Assume I have an HTML file like this:
<body>
<div id="a">
content of div a
<div id="b"> content of div b </div>
<div id="c"> content of div c </div>
</div>
<style>
#a {color: red; }
#b {color: green; }
#c {color: blue; }
</style>
</body>
I want to append a unique suffix (say, -suffix
) to all ids, which would include attributes id="..."
and selectors #...
, and result in a file like this:
<body>
<div id="a-suffix">
content of div a
<div id="b-suffix"> content of div b </div>
<div id="c-suffix"> content of div c </div>
</div>
<style>
#a-suffix {color: red; }
#b-suffix {color: green; }
#c-suffix {color: blue; }
</style>
</body>
How do I accomplish this with standard unix shell tools like sed
, grep
, awk
in a way that would cover as many situations as possible?
My attempt:
I came up with the following sed
command:
sed -e 's/id="\([-_a-zA-Z0-9]*\)"/id="\1-suffix"/g;s/#\([-_a-zA-Z0-9]*\)/#\1-suffix/g' index.html
Which is actually two commands in one:
s/id="\([-_a-zA-Z0-9]*\)"/id="\1-suffix"/g
- substitutes id attributesid="..."
s/#\(\[-_a-zA-Z0-9]*\)/#\1-suffix/g
- substitutes id selectors#...
However it's far from perfect. First, it only supports double attribute values in double quotes id="..."
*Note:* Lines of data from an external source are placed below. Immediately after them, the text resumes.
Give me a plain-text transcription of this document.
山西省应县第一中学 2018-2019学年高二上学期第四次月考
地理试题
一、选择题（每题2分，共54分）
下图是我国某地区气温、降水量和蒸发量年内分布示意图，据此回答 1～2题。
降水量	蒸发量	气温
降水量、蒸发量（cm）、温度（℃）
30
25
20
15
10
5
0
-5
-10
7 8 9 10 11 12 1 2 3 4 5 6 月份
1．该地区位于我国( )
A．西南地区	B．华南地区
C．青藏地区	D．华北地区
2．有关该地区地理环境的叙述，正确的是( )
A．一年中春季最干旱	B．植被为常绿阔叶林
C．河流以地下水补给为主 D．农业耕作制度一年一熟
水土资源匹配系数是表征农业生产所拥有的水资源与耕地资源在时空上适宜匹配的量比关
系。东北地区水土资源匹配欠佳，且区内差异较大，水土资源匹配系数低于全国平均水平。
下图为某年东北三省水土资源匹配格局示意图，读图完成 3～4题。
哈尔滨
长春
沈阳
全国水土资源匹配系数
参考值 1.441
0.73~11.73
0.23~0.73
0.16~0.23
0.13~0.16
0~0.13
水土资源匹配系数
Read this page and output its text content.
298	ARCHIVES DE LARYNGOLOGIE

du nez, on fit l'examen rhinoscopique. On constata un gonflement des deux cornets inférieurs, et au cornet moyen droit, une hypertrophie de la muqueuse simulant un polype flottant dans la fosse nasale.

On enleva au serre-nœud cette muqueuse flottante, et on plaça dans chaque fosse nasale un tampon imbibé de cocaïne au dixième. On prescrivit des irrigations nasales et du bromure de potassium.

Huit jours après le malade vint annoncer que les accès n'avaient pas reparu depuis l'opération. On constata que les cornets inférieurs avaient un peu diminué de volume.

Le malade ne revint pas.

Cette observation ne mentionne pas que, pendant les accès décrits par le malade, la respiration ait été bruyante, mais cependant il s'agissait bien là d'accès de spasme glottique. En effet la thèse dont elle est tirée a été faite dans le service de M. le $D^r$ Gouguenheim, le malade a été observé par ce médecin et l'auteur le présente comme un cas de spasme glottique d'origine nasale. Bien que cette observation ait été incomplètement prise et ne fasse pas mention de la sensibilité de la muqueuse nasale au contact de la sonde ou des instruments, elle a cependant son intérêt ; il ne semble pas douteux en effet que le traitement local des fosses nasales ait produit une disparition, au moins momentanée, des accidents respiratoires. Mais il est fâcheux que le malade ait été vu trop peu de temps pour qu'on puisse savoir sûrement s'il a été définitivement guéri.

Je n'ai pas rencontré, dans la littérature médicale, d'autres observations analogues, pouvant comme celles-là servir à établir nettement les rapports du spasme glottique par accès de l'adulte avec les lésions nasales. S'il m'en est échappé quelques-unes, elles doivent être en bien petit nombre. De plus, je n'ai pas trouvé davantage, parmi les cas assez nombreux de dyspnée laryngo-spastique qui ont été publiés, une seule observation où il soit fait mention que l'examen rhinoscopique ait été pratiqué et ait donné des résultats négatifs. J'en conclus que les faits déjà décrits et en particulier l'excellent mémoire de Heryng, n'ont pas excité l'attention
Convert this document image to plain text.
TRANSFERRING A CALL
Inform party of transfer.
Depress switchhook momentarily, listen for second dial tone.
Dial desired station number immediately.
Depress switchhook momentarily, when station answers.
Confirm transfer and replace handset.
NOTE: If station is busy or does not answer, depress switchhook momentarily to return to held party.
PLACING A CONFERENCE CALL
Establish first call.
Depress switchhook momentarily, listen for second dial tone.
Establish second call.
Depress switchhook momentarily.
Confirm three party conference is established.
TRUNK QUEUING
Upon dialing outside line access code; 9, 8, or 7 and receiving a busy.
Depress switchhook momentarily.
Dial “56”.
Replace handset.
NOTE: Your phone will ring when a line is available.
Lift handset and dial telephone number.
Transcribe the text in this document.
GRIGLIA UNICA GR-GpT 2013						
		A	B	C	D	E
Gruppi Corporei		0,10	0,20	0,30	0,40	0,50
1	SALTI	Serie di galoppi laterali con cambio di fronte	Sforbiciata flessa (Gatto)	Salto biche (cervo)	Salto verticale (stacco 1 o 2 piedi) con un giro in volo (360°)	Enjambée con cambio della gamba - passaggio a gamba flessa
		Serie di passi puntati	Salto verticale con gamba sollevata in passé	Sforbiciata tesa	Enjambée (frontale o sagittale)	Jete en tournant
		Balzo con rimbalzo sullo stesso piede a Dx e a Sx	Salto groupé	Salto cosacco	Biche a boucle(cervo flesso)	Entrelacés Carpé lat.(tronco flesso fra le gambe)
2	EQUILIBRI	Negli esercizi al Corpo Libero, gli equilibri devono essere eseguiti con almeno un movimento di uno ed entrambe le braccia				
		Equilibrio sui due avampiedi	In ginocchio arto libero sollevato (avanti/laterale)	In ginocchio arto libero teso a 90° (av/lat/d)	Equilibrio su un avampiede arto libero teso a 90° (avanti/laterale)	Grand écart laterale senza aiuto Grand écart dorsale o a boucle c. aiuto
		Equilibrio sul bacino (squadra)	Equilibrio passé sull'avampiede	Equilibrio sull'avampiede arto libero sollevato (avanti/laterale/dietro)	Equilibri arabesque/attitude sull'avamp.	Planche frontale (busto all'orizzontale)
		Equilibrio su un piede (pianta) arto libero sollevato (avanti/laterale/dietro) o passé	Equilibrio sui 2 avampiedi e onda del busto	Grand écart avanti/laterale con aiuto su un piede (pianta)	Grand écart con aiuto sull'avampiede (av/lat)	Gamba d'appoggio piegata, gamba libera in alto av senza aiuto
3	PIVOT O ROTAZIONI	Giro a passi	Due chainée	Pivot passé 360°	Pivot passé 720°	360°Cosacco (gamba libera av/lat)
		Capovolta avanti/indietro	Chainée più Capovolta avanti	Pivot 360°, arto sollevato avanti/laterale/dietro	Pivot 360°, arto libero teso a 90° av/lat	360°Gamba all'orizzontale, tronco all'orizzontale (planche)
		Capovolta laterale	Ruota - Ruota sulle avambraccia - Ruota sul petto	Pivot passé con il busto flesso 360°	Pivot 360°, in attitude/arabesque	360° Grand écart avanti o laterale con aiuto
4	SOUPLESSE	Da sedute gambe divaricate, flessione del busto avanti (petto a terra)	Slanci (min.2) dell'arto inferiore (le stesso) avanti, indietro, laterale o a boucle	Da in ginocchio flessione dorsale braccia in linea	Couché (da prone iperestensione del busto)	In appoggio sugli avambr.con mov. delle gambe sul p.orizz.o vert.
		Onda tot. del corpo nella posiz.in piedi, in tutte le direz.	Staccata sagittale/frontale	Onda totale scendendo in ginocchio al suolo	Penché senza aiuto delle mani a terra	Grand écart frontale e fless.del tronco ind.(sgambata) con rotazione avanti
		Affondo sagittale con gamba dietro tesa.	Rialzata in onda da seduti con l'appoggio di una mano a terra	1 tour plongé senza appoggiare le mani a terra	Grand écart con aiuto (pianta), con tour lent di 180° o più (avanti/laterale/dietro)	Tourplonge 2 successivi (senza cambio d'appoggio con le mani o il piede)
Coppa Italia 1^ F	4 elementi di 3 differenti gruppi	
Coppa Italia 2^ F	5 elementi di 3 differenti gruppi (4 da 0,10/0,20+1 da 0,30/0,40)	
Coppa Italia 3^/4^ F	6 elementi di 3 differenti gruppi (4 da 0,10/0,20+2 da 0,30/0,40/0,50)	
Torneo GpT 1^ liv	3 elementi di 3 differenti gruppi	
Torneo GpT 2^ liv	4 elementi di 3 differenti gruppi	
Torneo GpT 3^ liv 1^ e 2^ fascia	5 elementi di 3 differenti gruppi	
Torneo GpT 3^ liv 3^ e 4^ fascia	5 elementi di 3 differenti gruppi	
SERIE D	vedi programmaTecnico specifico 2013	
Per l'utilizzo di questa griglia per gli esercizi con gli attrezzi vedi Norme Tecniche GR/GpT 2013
and id values are limited in that they have to match [-_a-zA-Z0-9]*
. Second, this clashes with hex colors, so a white color like #ffffff
would get a suffix #ffffff-suffix
; An id selector like #...
should only get a suffix if an appropriate attribute id="..."
exists.
What is the best way to accomplish this?
CodePudding user response:
There are a lot of cases in your file, as you mentionned with the colour problem My approach would be to treat the file line by line using
cat inputfile.html | while read a; do
some code
echo "$a" >> outputfile.html
done
This being said, you may use
b=$(expr "$a" : "regex")
To precisely filter what you want to modify and only then, use some
sed
on $b to get what you want and push $b into $a